А ведь в опыте христиан, — продолжала Зина, — утренние и вечерние молитвы установилось начинать с благодарения, высшим настроением святые считали не просьбы, не покаяние, а слова благодарности — радости о добре и пренебрежении злом. Благодарный — это человек, умеющий быть счастливым; по-моему, это высшее качество души.
Эти Зинины слова всплыли в памяти, когда через много лет в дневнике Пришвина я вдруг прочитала о том же самом: «Благодарность — это радость о добре, пренебрежение злом. Благодарный — это человек, умеющий быть счастливым, а значит, верящий в смысл происходящего, это высшее качество души. Погода и благодарность — родные: одна родилась в природе, другая — в душе человека. И чувство гармонии в душе человека вышло из благодарности, и в этом открылся человеку Бог. И вот в это чудесное утро благодарю тебя, Боже, за чудесные темнеющие стручки акации с ее маленькими птичками, и нагруженные подарками для белок еловые вершины, и за всякую вещь, переданную человеку от человека: за стол, за табуретку, за пузырек с чернилами и бумагу, на которой пишу».
.....— Значит, это качество не у одних монахов? — спросила я тогда Зину.
Зина улыбнулась:
— Ваша правда — не у одних монахов. Это повсюду разлитая новая жизнь, начатая в первохристианстве. Но она разбита, разбросана по крупинкам, по лучам… надо подмечать ее, узнавать и беречь. Я походила, послушала по разным сектам народным, убедилась, что все они родились из православия, отпали от него и от этого «опростились» и победнели мыслью. Тогда я пошла прямо в православную церковь. Это она донесла до нас образ Христов и Евангелие, по грязи несла, по крови и через всю страшную человеческую историю. Больше идти мне некуда и нечего искать. С тех пор я так и живу. Работаю весь день дома ради хлеба, а ранним утром и вечером иду в храм.
— Каждый день?
— Каждый день, и утром и вечером. Все мирское: книги, театры, развлечения — все стало ненужным. Сестра моя Женя тоже со мной. А Катя понемногу успокаивается возле нас. Вот и вся наша простая жизнь.

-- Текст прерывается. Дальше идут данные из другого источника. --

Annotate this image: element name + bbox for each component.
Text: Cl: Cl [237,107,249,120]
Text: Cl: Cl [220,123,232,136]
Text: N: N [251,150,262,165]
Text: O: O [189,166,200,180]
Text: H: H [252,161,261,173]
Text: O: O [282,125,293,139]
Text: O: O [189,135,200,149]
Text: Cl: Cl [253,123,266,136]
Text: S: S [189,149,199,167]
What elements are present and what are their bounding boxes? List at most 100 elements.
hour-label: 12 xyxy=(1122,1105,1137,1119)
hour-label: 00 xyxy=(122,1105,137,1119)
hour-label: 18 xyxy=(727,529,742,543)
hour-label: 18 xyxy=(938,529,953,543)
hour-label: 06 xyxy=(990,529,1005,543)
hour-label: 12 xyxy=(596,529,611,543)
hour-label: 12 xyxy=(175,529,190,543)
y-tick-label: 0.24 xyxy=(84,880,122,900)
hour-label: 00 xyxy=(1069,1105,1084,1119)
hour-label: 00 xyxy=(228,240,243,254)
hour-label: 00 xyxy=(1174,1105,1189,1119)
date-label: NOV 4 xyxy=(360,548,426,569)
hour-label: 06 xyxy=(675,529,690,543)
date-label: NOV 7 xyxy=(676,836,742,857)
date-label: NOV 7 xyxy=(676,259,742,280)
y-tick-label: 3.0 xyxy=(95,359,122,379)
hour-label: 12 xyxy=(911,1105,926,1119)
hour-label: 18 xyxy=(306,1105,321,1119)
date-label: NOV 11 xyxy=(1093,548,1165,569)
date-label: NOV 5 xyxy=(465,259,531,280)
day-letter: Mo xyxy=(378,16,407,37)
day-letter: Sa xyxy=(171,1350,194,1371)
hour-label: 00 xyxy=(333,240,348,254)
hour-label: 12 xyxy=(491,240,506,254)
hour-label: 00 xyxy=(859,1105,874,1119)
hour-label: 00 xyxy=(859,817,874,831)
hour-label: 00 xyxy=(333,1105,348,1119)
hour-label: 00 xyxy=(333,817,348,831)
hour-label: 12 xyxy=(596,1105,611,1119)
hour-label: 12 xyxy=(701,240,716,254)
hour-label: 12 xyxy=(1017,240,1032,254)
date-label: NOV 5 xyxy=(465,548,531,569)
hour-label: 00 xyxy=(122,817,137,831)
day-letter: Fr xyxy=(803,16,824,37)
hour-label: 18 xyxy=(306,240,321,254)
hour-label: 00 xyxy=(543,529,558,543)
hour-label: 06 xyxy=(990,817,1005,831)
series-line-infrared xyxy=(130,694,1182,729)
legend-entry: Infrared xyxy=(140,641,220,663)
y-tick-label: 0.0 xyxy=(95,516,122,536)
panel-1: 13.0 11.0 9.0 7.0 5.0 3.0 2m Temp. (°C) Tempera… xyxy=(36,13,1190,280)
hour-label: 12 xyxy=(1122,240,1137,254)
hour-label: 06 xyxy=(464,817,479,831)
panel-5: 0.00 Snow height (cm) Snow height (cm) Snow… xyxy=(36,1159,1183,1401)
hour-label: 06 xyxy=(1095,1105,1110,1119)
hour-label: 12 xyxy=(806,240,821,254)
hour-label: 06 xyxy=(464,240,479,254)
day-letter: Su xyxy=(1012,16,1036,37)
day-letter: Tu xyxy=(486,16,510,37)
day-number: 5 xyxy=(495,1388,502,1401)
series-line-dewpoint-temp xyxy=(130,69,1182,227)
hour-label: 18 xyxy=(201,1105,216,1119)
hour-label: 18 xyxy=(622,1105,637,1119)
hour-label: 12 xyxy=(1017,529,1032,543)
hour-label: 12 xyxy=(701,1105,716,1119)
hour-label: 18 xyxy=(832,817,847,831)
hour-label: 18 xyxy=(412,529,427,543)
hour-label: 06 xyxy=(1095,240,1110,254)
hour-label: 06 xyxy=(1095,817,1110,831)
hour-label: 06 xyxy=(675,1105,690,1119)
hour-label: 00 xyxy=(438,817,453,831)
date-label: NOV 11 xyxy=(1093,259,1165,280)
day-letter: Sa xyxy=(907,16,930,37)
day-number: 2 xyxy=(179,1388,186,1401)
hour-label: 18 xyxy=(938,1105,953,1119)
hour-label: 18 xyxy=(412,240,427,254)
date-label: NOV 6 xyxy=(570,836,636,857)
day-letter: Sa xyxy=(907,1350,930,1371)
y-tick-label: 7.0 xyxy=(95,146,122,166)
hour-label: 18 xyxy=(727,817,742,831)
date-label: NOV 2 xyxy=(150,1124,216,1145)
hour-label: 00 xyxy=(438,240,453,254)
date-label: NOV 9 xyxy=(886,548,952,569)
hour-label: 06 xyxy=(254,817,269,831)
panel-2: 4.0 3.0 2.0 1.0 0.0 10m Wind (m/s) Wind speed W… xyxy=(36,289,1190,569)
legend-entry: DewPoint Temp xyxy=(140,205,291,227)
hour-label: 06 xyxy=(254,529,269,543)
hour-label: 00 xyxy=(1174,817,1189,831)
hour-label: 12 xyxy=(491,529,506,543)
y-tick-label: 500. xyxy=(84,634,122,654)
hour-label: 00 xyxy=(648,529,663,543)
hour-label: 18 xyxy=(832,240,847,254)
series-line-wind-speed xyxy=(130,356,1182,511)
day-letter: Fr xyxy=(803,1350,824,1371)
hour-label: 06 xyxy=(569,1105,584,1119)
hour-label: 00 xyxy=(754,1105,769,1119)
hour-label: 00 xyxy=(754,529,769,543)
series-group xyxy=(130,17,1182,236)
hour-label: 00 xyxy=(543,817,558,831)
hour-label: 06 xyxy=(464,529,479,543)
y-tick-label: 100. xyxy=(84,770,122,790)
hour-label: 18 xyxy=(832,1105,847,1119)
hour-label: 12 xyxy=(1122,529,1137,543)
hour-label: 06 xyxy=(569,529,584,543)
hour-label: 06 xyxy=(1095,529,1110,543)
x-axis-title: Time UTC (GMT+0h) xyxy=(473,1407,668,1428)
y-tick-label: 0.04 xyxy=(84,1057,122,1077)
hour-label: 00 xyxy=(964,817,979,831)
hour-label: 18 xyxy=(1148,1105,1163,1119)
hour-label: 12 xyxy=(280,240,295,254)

— Да у вас тот же монастырь, только много строже, — сказала я, робко на нее поглядывая. — Но если все будут, подобно вам, только по своим кельям, кто же будет двигать и устраивать общую жизнь?
— О какой общей жизни вы говорите?
— Той, которой мы пользуемся: производство, торговля, жилища, больницы, школы, почта, войско и мало ли еще что…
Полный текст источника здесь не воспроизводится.